In einer Antwort der Bundesregierung auf eine kleine Anfrage der Linksfraktion vom 13. September heißt es, der Schwangerschaftsabbruch werde über die Lernziele des NKLM (Nationaler Kompetenzbasierter Lernzielkatalog) im Medizinstudium verankert werden. Dabei sollen medizinische, rechtliche und ethische Aspekte berücksichtigt werden. Im NKLM sind diese Aspekte schon lange enthalten, allerdings waren die Empfehlungen des NKLM bislang nicht bindend für die Universitäten. Das soll sich nun ändern, sodass die Universitäten die im NKLM enthaltenen Lernziele pflichtmäßig im Lehrplan verankern müssen.

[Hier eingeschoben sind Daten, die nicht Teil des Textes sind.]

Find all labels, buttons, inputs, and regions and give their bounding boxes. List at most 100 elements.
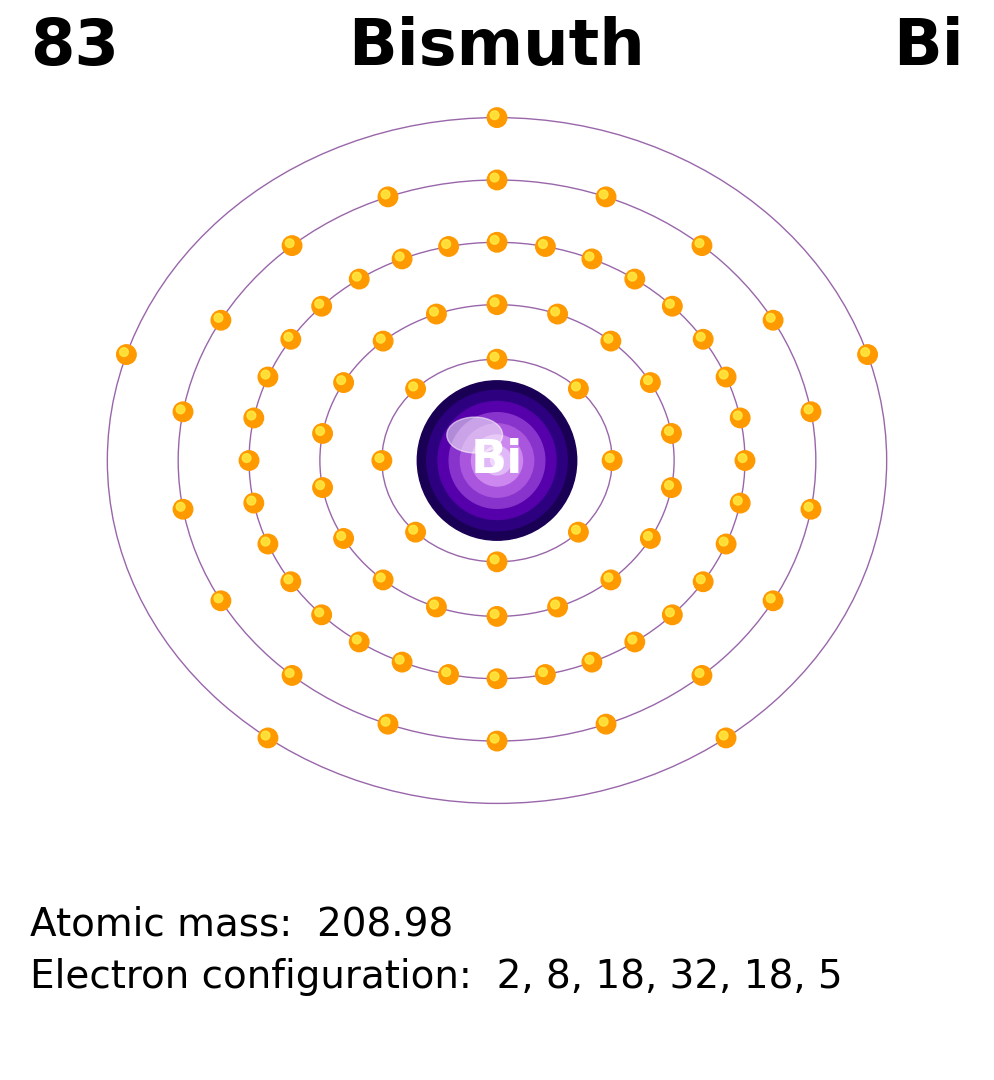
Circle shape xyxy=(720,370,728,379)
Circle shape xyxy=(663,297,682,316)
Circle shape xyxy=(116,345,136,364)
Circle shape xyxy=(426,390,568,530)
Circle shape xyxy=(471,435,523,486)
Circle shape xyxy=(585,656,593,664)
Circle shape xyxy=(243,454,250,462)
Circle shape xyxy=(487,607,507,626)
Circle shape xyxy=(426,597,446,617)
Circle shape xyxy=(643,376,652,384)
Circle shape xyxy=(628,272,637,281)
Circle shape xyxy=(214,594,223,603)
Circle shape xyxy=(439,237,458,256)
Circle shape xyxy=(582,249,601,269)
Circle shape xyxy=(261,537,269,546)
Circle shape xyxy=(665,481,673,489)
Circle shape xyxy=(861,348,870,356)
Circle shape xyxy=(536,237,555,256)
Circle shape xyxy=(665,427,673,435)
Circle shape xyxy=(285,239,294,247)
Circle shape xyxy=(625,269,644,288)
Circle shape xyxy=(426,305,446,324)
Circle shape xyxy=(173,499,193,519)
Circle shape xyxy=(487,396,507,416)
Circle shape xyxy=(247,411,255,420)
Circle shape xyxy=(717,728,736,747)
Circle shape xyxy=(569,523,588,542)
Circle shape xyxy=(281,329,300,349)
Circle shape xyxy=(316,481,324,489)
Circle shape xyxy=(766,594,775,603)
Text: VectorStock.com/6008958: VectorStock.com/6008958 xyxy=(699,1022,974,1041)
Circle shape xyxy=(460,423,534,497)
Circle shape xyxy=(439,665,458,685)
Circle shape xyxy=(350,632,369,651)
Circle shape xyxy=(429,307,438,316)
Circle shape xyxy=(334,529,353,549)
Circle shape xyxy=(337,531,346,540)
Circle shape xyxy=(487,350,507,369)
Circle shape xyxy=(393,249,412,269)
Circle shape xyxy=(697,575,705,583)
Circle shape xyxy=(569,379,588,399)
Circle shape xyxy=(734,411,743,420)
Circle shape xyxy=(804,405,813,414)
Circle shape xyxy=(548,597,568,617)
Circle shape xyxy=(258,535,277,554)
Circle shape xyxy=(337,376,346,384)
Text: Atomic mass:  208.98: Atomic mass: 208.98 xyxy=(30,905,453,943)
Circle shape xyxy=(663,605,682,624)
Circle shape xyxy=(245,494,263,513)
Circle shape xyxy=(628,635,637,644)
Circle shape xyxy=(662,477,681,497)
Text: Bi: Bi xyxy=(471,438,523,483)
Circle shape xyxy=(490,235,499,244)
Circle shape xyxy=(176,502,185,511)
Circle shape xyxy=(666,608,674,617)
Circle shape xyxy=(539,667,548,676)
Circle shape xyxy=(491,454,503,467)
Circle shape xyxy=(666,299,674,308)
Circle shape xyxy=(490,352,499,361)
Circle shape xyxy=(539,240,548,248)
Circle shape xyxy=(585,252,593,261)
Circle shape xyxy=(409,525,417,535)
Circle shape xyxy=(240,450,258,470)
Circle shape xyxy=(378,187,398,206)
Circle shape xyxy=(596,187,616,206)
Circle shape xyxy=(801,402,821,421)
Circle shape xyxy=(284,333,293,341)
Circle shape xyxy=(378,714,398,734)
Circle shape xyxy=(739,454,746,462)
Circle shape xyxy=(720,731,728,740)
Circle shape xyxy=(372,450,392,470)
Circle shape xyxy=(487,552,507,571)
Circle shape xyxy=(736,450,754,470)
Circle shape xyxy=(211,310,231,330)
Text: Electron configuration:  2, 8, 18, 32, 18, 5: Electron configuration: 2, 8, 18, 32, 18… xyxy=(30,959,843,997)
Circle shape xyxy=(731,408,749,428)
Circle shape xyxy=(625,632,644,651)
Circle shape xyxy=(173,402,193,421)
Circle shape xyxy=(393,652,412,672)
Circle shape xyxy=(717,367,736,387)
Circle shape xyxy=(417,381,577,540)
Circle shape xyxy=(487,669,507,688)
Circle shape xyxy=(801,499,821,519)
Circle shape xyxy=(487,295,507,314)
Circle shape xyxy=(429,600,438,609)
Circle shape xyxy=(409,382,417,391)
Circle shape xyxy=(261,370,269,379)
Circle shape xyxy=(602,450,622,470)
Circle shape xyxy=(312,605,331,624)
Circle shape xyxy=(490,672,499,680)
Circle shape xyxy=(487,171,507,190)
Text: Bi: Bi xyxy=(894,16,964,78)
Circle shape xyxy=(334,373,353,392)
Circle shape xyxy=(282,235,302,255)
Circle shape xyxy=(596,714,616,734)
Circle shape xyxy=(406,523,425,542)
Circle shape xyxy=(692,235,712,255)
Circle shape xyxy=(374,332,393,351)
Circle shape xyxy=(804,502,813,511)
Circle shape xyxy=(551,600,560,609)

Alicia Baier, Vorstandsmitglied von Doctors for Choice, sagt hierzu:
„Die verpflichtende Umsetzung der Inhalte des NKLM wird bedeutsame Umstrukturierungen der Lehrpläne nach sich ziehen müssen – und das längst nicht nur im Bereich des Schwangerschaftsabbruchs. Die konkrete Umsetzung bleibt zu überprüfen. Medizinstudierende, die seit Jahren versuchen, den Lehrplan um den Schwangerschaftsabbruch zu ergänzen, können sich nun auf die Inhalte des NKLM berufen.“
Aussagen, dass nun alle Mediziner*innen Schwangerschaftsabbrüche durchführen müssen, sind hingegen nicht korrekt.

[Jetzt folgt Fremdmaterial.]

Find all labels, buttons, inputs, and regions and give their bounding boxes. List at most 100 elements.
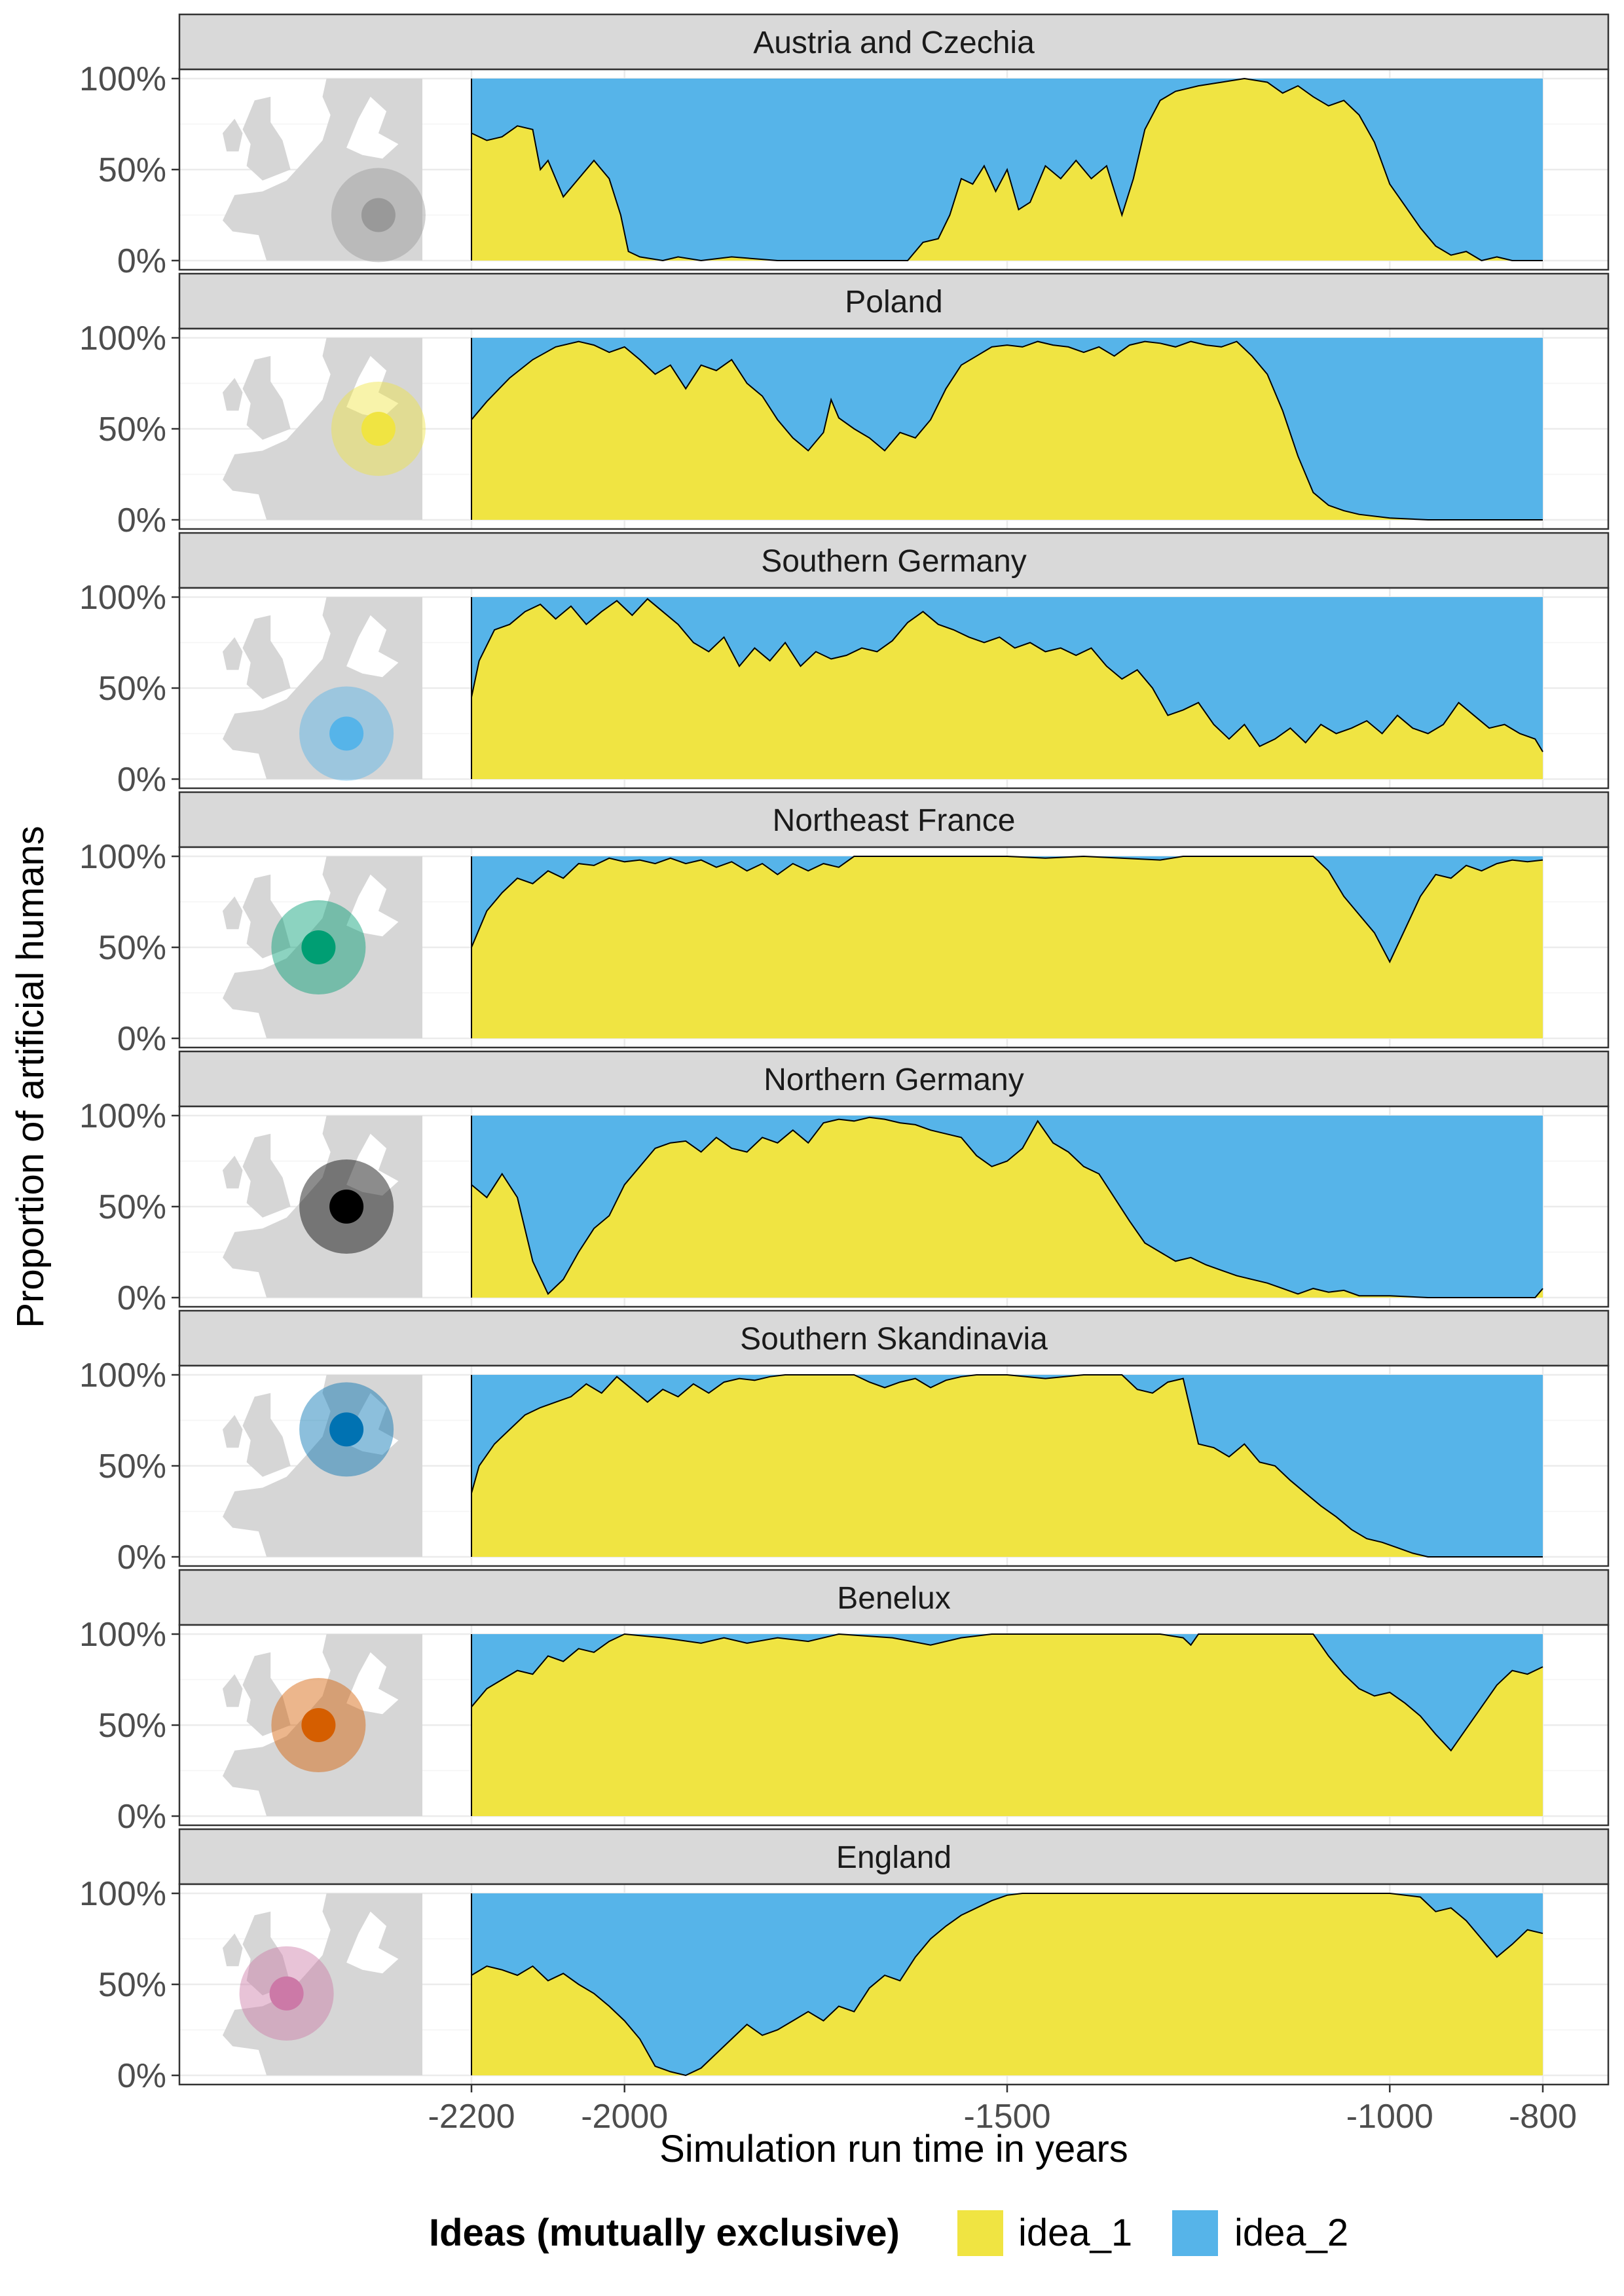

Alicia Baier: „Es geht nicht um die praktische Durchführung, sondern um die pflichtmäßige Verankerung von theoretischem Wissen, zum Beispiel die Gegenüberstellung der beiden Abbruchsmethoden, sowie ihr jeweiliges Nebenwirkungs- und Sicherheitsprofil. Im Medizinstudium wird zu viel selteneren Eingriffen die Theorie gelehrt – dass dies auch bei einem Eingriff passiert, der zu den häufigsten in der Gynäkologie gehört, sollte eigentlich selbstverständlich sein. Es ist ein Ausdruck der Tabuisierung des Schwangerschaftsabbruchs, dass häufig wenig medizinisches Wissen hierüber vermittelt wird.„
Die Thematisierung im Medizinstudium ist aus mehreren Gründen unabdingbar:
„Erstens kann damit den leider noch häufig unter Medizinstudierenden kursierenden Abtreibungsmythen entgegengewirkt und evidenzbasiertes Wissen vermittelt werden. Dies ist auch für Studierende wichtig, die sich später auf andere Fachrichtungen als die Gynäkologie spezialisieren, denn auch sie werden mit ungewollt Schwangeren in Kontakt kommen und sollten ein Grundverständnis für deren Situation und den Eingriff haben. Für diejenigen, die Gynäkolog*in werden wollen, ist die Lehre im Medizinstudium besonders wichtig, da sie ihre Weiterbildung unter Umständen an einem Krankenhaus absolvieren werden, wo keine Abbrüche durchgeführt werden. Somit ist es für sie die einzige Gelegenheit, medizinische Lehre zu diesem Thema zu erhalten. Zu guter Letzt korreliert die Intensität, mit der Schwangerschaftsabbrüche in der medizinischen Ausbildung thematisiert werden, mit der Bereitschaft, später selbst Abbrüche durchzuführen. Daher ist die Ausbildung eine wichtige Stellschraube, um dem aktuellen Trend, dass immer weniger Ärzt*innen Abbrüche durchführen, entgegenzuwirken.“
Zusammenfassend begrüßt Doctors for Choice Germany , dass die Theorie des Schwangerschaftsabbruchs pflichtmäßig in den Lehrplänen der deutschen medizinischen Fakultäten verankert werden soll.